Lesson One: Shorter Is Better
I'm certain I've already mentioned on multiple occasions that web users today aren't exactly as attentive as they used to be. In all honesty, that's sort of putting it lightly. To be blunt, the average modern web user has a shorter attention span than a goldfish.
What that means is that the shorter your content is - the more easily one can digest it - the more your readers are likely to share it, discuss it, and generally just engage with it. Content that's way too long tends to be boring; people tune out and move on to other things. Tumblr, I think, is a perfect example of this.
Full disclosure here - I'm a Tumblr user myself. One of the first things I noticed about the platform is that it's excessively rare to see a text post consisting of more than 250 words. The majority of stuff on the site is visual - pictures, comics, video; you get the idea. What text does crop up is usually quite short; a quote here, a random thought there.
And you know what? It works. Something about a sea of easy-to-digest content is addictive; it has a certain pull to it that simply doesn't exist on larger blogs and news sites.
Lesson Two: You Don't Always Have To Be Good - Just Entertaining
Heads up, folks. There's a bit of strong language in the section ahead. Sorry, but it's the terminology used by the community - I'm certain you understand.
See, on Tumblr, there's something known as a shitpost. Basically, it's a tumblr post that's completely unconstructive, requires very little effort to create, and doesn't really contribute a whole lot to...well, anything. All it really has going for it is that it's sort of entertaining (and sometimes, it's not even that).
Sounds like the sort of thing no one on any social network would have time for, right?
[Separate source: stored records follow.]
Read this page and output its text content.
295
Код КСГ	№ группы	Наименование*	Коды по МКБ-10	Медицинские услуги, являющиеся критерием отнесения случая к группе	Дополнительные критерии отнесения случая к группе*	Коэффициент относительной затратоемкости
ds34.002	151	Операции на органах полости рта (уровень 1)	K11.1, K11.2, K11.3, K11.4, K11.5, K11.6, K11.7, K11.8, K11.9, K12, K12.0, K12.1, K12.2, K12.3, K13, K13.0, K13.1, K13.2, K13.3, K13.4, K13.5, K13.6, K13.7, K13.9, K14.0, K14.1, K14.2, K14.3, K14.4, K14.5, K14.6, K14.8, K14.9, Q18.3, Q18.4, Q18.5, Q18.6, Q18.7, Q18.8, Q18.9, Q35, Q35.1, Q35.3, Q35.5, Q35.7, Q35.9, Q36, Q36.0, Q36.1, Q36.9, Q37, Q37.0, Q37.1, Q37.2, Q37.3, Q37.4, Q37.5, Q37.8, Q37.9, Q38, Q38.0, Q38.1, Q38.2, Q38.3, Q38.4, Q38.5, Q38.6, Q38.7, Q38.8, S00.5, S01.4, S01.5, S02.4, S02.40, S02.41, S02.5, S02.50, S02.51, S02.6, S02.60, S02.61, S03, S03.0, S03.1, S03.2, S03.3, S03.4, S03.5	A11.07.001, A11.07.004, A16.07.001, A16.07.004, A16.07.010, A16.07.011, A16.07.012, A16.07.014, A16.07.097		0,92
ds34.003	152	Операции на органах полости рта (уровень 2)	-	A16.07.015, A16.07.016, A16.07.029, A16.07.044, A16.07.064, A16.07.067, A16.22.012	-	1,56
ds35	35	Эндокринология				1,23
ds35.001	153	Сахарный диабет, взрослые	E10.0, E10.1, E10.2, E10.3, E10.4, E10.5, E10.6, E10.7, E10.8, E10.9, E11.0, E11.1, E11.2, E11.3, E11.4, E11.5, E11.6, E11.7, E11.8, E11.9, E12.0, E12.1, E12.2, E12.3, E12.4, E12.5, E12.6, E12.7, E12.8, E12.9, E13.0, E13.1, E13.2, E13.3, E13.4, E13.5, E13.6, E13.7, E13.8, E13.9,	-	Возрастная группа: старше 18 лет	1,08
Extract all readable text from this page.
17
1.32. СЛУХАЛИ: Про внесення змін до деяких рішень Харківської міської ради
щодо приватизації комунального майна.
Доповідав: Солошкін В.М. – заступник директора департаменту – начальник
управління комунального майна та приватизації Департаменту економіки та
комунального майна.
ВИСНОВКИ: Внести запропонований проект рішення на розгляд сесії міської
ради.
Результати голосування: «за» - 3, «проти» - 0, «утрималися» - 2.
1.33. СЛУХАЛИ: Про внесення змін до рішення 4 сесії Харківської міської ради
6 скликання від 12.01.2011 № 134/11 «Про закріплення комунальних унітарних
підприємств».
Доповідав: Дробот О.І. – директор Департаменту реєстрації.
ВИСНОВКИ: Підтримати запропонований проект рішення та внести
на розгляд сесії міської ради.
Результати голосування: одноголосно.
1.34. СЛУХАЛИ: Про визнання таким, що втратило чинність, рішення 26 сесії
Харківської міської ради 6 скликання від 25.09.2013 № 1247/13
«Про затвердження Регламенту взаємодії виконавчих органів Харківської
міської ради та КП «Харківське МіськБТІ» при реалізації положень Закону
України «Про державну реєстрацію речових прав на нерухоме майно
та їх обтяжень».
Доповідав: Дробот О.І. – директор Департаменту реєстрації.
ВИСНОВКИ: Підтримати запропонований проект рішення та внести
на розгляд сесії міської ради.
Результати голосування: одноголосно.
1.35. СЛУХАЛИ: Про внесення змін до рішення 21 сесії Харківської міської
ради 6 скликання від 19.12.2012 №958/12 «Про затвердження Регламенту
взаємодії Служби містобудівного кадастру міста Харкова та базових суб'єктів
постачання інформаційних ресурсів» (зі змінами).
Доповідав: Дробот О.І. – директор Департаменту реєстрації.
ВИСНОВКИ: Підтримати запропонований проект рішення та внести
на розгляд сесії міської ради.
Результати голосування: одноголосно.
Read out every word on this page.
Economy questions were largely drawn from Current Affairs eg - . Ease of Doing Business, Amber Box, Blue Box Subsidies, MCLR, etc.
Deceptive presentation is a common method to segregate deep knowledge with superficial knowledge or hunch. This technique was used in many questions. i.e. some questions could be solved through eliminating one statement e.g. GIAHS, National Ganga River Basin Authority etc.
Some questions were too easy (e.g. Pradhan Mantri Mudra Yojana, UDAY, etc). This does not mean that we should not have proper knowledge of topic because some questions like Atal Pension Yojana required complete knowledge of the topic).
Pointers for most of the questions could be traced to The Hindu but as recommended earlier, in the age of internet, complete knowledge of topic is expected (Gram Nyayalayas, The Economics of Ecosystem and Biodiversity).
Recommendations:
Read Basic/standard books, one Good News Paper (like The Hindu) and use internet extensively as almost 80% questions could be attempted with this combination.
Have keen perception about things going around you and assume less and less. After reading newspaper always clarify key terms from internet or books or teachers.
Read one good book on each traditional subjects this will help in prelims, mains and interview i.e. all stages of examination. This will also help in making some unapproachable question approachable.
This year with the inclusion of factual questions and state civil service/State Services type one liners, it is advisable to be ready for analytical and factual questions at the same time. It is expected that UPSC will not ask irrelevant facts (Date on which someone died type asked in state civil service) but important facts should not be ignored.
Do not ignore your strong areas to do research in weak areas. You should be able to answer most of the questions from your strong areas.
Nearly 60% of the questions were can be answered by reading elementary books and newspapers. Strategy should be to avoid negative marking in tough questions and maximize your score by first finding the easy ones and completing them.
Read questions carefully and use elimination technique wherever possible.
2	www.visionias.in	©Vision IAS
Well...you'd think so, but you'd actually be dead wrong. A couple weeks ago, a Tumblr user created a java program whose purpose he claimed was literally "to churn out the worst posts imaginable." He called it shitbot.
Cool experiment, right?
That experiment reached almost 60,000 followers before its creator pulled the plug. It was only four days old. You might think the story a little disheartening, but there's a lesson to be found here.
See, you might think your articles incredibly insightful, you might think your infographics are fun, pithy, and informative. But at the end of the day if they bore your audience, then none of that stuff matters. Whatever you create should be entertaining (or at least interesting) above all else.
Lesson Three: Don't Just Communicate; Connect
Believe it or not, there are actually a number of big-name brands that use Tumblr - organizations such as McDonalds, Ikea, Apple, IBM and even the United States Government. The one thing all of these businesses have in common is that they're using their Tumblr pages to enhance their relationship with consumers.
"Tumblr head of creative strategy David Hayes," writes ClickZ's Tessa Wegert, "wants brands to use Tumblr as a home base and syndicate their content to other social channels, which he says Tumblr doesn't view as competitors but part of an overall "social mix.""
In plain english, what he means by that is that businesses use Tumblr to enhance themselves in some way. The White House fields questions about education and public policy. McDonalds runs promotions and marketing campaigns. IBM offers education, and Apple's iTunes page has a ton of different media. They all have one thing in common: the people managing them understand their target audience, and are playing to the social network's strength in order to connect with them.
Seek to do the same with whatever content you produce, no matter the platform, and you'll be on the right track.
There's a bit more we could yet say about Tumblr, but this piece is already getting a bit longer than I'd like. For now, I think we can safely wrap things up. Think on what you've read here, and maybe give Tumblr a try yourself.
Who knows? You might enjoy it. And if not, at least you'll learn a few things about content creation.